Von dort aus ging es in den Garten, wo ihm der alte Herr sagte, er wolle ihn in die Gärtnerei einleiten, und außerdem noch beifügte, was für große Dinge er vorhabe, um Kit's Lage behaglich und glücklich zu machen, sobald er fände, daß seine Bemühungen nicht an einen Unwürdigen verschwendet wären. All' diese Güte erkannte Kit mit verschiedenen Aeußerungen seiner Dankbarkeit und so vielen Berührungen seines neuen Hutes, daß der Rand desselben beträchtlich nothlitt. Nachdem der alte Herr Alles, was er an Versprechungen und Rathschlägen zu sagen wußte, gesagt, und Kit dafür gebührendermaßen mit Versicherungen und Erkenntlichkeitsbezeugungen gedankt hatte, wurde Letzterer abermals der alten Dame überantwortet, welche dem kleinen Dienstmädchen (ihr Name war Barbara) rief und dasselbe beauftragte, den neuen Ankömmling mit hinunter zu nehmen und ihm nach seinem weiten Gange Speise und Trank zu reichen.

Kit begab sich also die Treppe hinunter, und im Erdgeschoß traf er auf eine Küche, wie er sie höchstens an einem Spielwaarenladenfenster gesehen hatte, denn Alles war darin so blank, so glänzend und so accurat geordnet, wie Barbara selbst. Und in dieser Küche setzte sich Kit an einem Tische, so weiß wie ein Tafeltuch, nieder, um kaltes Fleisch zu essen, Dünnbier zu trinken und sein Besteck um so ungeschickter handzuhaben, weil eine unbekannte Barbara zugegen war, die ihm zusah.
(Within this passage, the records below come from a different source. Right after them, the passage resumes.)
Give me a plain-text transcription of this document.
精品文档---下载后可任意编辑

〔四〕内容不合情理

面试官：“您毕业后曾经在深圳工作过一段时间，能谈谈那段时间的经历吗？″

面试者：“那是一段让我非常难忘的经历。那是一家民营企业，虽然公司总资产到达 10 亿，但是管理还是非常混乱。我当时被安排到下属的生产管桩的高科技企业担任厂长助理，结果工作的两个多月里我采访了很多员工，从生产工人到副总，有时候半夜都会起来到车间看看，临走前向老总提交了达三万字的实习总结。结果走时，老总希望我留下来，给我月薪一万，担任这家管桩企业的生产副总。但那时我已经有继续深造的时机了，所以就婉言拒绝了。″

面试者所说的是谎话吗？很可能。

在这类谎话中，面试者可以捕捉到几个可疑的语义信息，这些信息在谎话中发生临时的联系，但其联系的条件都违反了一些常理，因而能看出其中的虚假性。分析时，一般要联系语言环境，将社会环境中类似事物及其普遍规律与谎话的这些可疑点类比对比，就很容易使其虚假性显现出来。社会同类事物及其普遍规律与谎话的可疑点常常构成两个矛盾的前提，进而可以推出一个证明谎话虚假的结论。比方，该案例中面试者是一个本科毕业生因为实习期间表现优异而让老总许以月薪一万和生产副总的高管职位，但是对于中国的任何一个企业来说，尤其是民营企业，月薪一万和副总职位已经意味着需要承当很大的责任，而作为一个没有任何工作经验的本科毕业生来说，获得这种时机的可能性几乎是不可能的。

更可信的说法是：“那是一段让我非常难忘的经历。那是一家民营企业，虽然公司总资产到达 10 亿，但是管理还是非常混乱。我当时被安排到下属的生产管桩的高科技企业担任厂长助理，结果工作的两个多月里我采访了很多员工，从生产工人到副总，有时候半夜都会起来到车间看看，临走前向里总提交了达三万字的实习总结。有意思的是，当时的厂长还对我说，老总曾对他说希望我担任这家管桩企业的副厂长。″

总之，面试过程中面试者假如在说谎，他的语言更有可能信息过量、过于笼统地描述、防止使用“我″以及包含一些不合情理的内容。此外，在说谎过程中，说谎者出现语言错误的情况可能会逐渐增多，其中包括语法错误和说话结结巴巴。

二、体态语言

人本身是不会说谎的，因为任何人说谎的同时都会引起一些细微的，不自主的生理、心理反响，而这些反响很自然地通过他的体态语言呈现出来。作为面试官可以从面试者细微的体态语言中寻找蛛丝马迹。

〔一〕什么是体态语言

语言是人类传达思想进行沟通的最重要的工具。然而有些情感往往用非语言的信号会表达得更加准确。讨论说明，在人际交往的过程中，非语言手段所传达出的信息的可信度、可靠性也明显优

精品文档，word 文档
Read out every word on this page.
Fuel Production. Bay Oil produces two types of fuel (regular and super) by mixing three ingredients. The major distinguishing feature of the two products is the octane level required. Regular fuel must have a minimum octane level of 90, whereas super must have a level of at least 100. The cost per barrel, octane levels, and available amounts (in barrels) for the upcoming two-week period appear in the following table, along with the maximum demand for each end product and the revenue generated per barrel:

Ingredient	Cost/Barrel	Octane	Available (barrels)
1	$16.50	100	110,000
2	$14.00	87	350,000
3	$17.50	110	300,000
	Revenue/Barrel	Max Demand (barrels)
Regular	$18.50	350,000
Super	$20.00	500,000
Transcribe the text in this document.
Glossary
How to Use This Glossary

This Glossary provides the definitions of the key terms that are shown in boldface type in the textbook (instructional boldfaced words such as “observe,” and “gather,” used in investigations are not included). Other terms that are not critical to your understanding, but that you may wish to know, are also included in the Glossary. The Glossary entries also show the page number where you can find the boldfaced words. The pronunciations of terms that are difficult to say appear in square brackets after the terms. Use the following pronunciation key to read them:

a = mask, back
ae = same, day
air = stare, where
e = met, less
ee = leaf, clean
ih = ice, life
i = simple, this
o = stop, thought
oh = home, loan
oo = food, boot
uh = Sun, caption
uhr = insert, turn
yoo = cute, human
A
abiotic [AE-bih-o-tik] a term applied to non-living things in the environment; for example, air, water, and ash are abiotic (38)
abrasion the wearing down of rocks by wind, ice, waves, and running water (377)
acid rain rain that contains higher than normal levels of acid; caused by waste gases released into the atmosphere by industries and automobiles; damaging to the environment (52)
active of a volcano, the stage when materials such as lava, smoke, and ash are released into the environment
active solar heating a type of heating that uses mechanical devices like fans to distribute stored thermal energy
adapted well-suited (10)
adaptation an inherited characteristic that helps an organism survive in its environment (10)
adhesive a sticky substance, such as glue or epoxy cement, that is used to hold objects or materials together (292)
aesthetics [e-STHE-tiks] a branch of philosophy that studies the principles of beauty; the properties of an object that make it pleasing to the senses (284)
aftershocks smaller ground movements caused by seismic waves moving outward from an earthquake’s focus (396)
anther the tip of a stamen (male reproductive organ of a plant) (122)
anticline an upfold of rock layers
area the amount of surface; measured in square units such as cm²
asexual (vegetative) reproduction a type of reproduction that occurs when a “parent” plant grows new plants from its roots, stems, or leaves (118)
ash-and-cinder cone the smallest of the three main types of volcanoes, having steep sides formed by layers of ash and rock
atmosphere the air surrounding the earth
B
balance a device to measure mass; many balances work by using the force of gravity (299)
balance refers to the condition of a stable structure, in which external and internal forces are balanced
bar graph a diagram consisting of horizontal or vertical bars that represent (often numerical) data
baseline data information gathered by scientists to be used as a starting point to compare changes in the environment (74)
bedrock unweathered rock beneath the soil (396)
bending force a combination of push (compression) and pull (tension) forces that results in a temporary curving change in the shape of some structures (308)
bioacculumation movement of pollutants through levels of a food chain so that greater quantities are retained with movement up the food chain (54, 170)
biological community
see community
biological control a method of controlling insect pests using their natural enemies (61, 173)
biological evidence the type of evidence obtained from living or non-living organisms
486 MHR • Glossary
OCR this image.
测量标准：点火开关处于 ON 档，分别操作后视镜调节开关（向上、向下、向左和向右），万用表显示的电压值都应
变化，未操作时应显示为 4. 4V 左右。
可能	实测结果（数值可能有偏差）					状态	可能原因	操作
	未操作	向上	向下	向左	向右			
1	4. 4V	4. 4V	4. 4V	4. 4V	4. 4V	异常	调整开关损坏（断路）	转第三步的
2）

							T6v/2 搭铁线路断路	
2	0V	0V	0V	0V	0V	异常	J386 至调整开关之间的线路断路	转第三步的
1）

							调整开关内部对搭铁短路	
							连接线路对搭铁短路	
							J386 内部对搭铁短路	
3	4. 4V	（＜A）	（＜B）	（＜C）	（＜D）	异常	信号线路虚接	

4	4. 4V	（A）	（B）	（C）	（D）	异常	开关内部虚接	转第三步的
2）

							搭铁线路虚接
Es hatte übrigens nicht sehr den Anschein, als ob etwas so gar merkwürdig Schreckliches an dieser Barbara wäre, denn sie hatte ein sehr ruhiges Leben geführt, erröthete sehr viel, und war eben so verlegen und ungewiß, was sie sagen oder thun sollte, als es Kit nur immer sein konnte. Nachdem er eine Weile dagesessen und dem Ticken der bedächtigen Uhr zugehorcht hatte, wagte er es, einen neugierigen Blick nach dem Anrichttisch zu werfen, und dort lagen Barbara's kleines, mit einem Schiebdeckel versehenes Arbeitskästchen, in welchem sie ihre Fadenknäuel aufbewahrte, Barbara's Gebetbuch, Barbara's Psalter und Barbara's Bibel. Barbara's kleiner Spiegel hing in guter Beleuchtung neben dem Fenster, und Barbara's Hut befand sich an einem Nagel hinter der Thüre. Von all' diesen stummen Zeichen und Merkmalen ihrer Gegenwart blickte er natürlich auf Barbara selbst, welche so stumm dasaß, als die genannten Gegenstände, und in einer Schüssel Erbsen auskrüllte; und als Kit eben nach ihren Wimpern aufsah und – ganz in der Einfalt seines Herzens – hätte wissen mögen, von welcher Farbe ihre Haare wären – da trug es sich ungeschickter Weise zu, daß Barbara eben ihren Kopf erhoben hatte, um nach ihm zu sehen; und nun wandten sich beide Augenpaare hastig wieder ab, indem sich Kit über seinen Teller und Barbara über ihre Erbsenschoten beugte – Jedes ungemein verwirrt, weil es von dem Andern ertappt worden war.